Annie Livingston attended the Blue Ridge Session in 2016. She is thrilled to be graduating from Grand Valley State in Grand Rapids, Michigan with degrees in Writing and English Literature.

tools for living

by Paige Parsons AP'17

On my first day of labor at Arete, I was assigned to muck the barn where the calf, Kiwi, lives along with a winter’s worth of cow waste. It seemed straightforward, to shovel it up into wheelbarrows and cart it off to the compost bins with a few of my cohort members. I’d never had to dig anything with much muscle before, but by the end of the shift I thought we’d gotten into a strenuous rhythm. We felt good about what we had accomplished as we put away our shovels and went in for lunch.

The next day, we took to the task again, this time with bodies sore from yesterday’s work. The crews had shuffled a bit, and someone who hadn’t been mucking the day before pointed out how I was using my back instead of my legs to apply force to the shovel. Beyond that, she started using a hoe to break up the muck, making the shoveling process unbelievably more efficient. By the end of the day, we had mucked more than triple what we’d done the day before. As I stared at the full compost pile, I felt a little foolish, my ego beaten down by the fact that I’d strained by body in vain.

Throughout the summer, there were many tools I had the privilege of trying, failing, and learning to work with: hammers, the electric circle saw, axes, the sterilizer for cleaning dishes in the kitchen, a consensus decision-making model, my own voice in the classroom. As time went on, I became better at wielding each tool. I listened to others who knew more, or knew differently.

In the classroom, as we pulled apart the existentialist philosophy of Simone de Beauvoir’s The Second Sex, we explored the use of tools as essential to the definition of the human. When philosophical discussion felt lofty or abstract, we pulled it back into our own lives, trying to square the academic with the personal, the self-governance meeting with the broader political climate we existed within. Texts became tools, not objects for disengaged analysis. The application was not just in the theoretical future beyond our educations, but in the small-scale decisions of everyday life in living and working together. Our minds pushed at the edges of each other’s as we did this. Classroom discussions lead us to surprising new places we couldn’t have reached alone.

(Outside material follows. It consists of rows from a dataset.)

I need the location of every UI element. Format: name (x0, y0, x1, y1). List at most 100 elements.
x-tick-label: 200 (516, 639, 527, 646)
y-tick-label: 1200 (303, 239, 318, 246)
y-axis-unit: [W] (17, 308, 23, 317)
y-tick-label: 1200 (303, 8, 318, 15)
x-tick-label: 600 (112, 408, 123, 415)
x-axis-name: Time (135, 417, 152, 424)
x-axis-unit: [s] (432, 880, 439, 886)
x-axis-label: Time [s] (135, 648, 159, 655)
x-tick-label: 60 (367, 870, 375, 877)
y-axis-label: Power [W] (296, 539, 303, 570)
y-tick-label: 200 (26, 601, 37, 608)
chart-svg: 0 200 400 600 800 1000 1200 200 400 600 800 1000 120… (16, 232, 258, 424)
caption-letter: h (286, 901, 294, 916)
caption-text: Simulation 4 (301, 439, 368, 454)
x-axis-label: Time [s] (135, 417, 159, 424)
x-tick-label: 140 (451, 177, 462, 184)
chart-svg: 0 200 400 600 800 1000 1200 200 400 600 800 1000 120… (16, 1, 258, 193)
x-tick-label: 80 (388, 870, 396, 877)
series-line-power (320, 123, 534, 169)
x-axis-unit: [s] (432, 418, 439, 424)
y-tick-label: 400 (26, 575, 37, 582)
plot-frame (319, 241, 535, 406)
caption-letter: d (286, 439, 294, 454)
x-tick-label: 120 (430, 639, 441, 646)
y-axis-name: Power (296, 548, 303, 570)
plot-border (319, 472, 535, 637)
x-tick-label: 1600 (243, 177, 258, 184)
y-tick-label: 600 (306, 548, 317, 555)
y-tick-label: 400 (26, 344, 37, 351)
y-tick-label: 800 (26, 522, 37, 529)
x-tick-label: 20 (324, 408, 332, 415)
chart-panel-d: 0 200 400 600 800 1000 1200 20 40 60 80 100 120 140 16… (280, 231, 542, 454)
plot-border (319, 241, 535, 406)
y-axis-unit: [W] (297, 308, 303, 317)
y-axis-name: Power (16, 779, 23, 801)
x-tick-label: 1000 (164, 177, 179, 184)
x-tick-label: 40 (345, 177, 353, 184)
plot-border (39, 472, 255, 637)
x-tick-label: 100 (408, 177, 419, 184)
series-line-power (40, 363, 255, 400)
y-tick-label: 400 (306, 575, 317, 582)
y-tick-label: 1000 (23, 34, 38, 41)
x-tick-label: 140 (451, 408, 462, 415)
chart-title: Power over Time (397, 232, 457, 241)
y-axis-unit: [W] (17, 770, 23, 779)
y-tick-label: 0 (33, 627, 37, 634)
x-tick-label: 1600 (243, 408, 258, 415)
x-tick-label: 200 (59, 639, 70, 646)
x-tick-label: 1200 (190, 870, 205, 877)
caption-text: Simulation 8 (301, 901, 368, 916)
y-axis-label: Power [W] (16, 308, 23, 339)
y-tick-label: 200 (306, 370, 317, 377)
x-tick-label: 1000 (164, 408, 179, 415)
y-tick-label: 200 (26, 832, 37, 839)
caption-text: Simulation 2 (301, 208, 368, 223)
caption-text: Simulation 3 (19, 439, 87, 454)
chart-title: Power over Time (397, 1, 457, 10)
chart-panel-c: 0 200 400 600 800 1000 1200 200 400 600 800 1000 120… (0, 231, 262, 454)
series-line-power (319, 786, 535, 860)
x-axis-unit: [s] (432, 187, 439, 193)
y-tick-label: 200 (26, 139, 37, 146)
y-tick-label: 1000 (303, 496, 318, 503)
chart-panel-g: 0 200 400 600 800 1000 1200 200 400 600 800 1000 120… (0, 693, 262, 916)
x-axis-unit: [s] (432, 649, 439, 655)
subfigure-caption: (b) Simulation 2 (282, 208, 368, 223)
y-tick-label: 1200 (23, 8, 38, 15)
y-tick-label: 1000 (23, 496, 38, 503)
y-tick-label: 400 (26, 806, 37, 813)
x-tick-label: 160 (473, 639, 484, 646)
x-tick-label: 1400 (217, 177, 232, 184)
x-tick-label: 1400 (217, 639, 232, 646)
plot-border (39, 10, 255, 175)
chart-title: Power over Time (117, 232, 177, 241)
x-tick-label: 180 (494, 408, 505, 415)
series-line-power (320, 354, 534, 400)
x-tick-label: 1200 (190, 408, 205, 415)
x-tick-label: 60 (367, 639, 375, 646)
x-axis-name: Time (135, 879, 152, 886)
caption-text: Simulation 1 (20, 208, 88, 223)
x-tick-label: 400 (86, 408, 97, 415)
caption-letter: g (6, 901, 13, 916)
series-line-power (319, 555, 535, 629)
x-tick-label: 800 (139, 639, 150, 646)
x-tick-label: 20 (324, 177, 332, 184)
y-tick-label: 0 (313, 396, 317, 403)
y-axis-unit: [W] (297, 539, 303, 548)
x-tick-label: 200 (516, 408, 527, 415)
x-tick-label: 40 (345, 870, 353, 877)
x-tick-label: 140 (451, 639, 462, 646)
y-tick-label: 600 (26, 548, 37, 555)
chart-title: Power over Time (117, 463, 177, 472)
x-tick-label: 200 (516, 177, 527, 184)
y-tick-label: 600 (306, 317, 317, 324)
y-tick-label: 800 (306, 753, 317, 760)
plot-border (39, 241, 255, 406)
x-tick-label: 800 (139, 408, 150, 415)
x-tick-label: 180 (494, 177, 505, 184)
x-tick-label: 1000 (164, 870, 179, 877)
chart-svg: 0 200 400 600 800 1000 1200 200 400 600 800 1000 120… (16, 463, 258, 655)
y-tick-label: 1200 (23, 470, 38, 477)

Looking back at Arete from the vantage point of my senior year in college, I see the 8 weeks I spent there as a concentrated capsule of living well. As I write my senior thesis, I often feel isolated in the work, selfish in the pursuit of academic recognition. I think back to Arete as an antidote to this individualized learning process, and having it in the back of my mind reminds me that intellectual work always happens in community with others. On bad days, I reach into an envelope of hand-written notes from my cohort-mates, grounding myself in their words. I fold the paper back up, take a deep breath, and continue on aided with the assuredness I felt there. It is important, when I reflect on what I learned at Arete, to recount the tangible things— wood-chopping, cooking with industrial-kitchen standards for a large group, working with livestock, the sharpening of my academic thinking. The breadth of muscles you work at Arete is one of the things that makes it so special: you’re not just a mind, but a whole embodied person, you’re sometimes the one harvesting produce and at other times preparing it for the table. But the overwhelming thing I see as the greatest tool I took with me is the mode and depth of engagement with others. That aspect of Arete has provided a model for interdependence that I continue to reach for in my life.


Paige Parsons attended the Blue Ridge Session in 2017. She is a senior at Brown University studying anthropology and English literature. She is originally from Mission Viejo, California.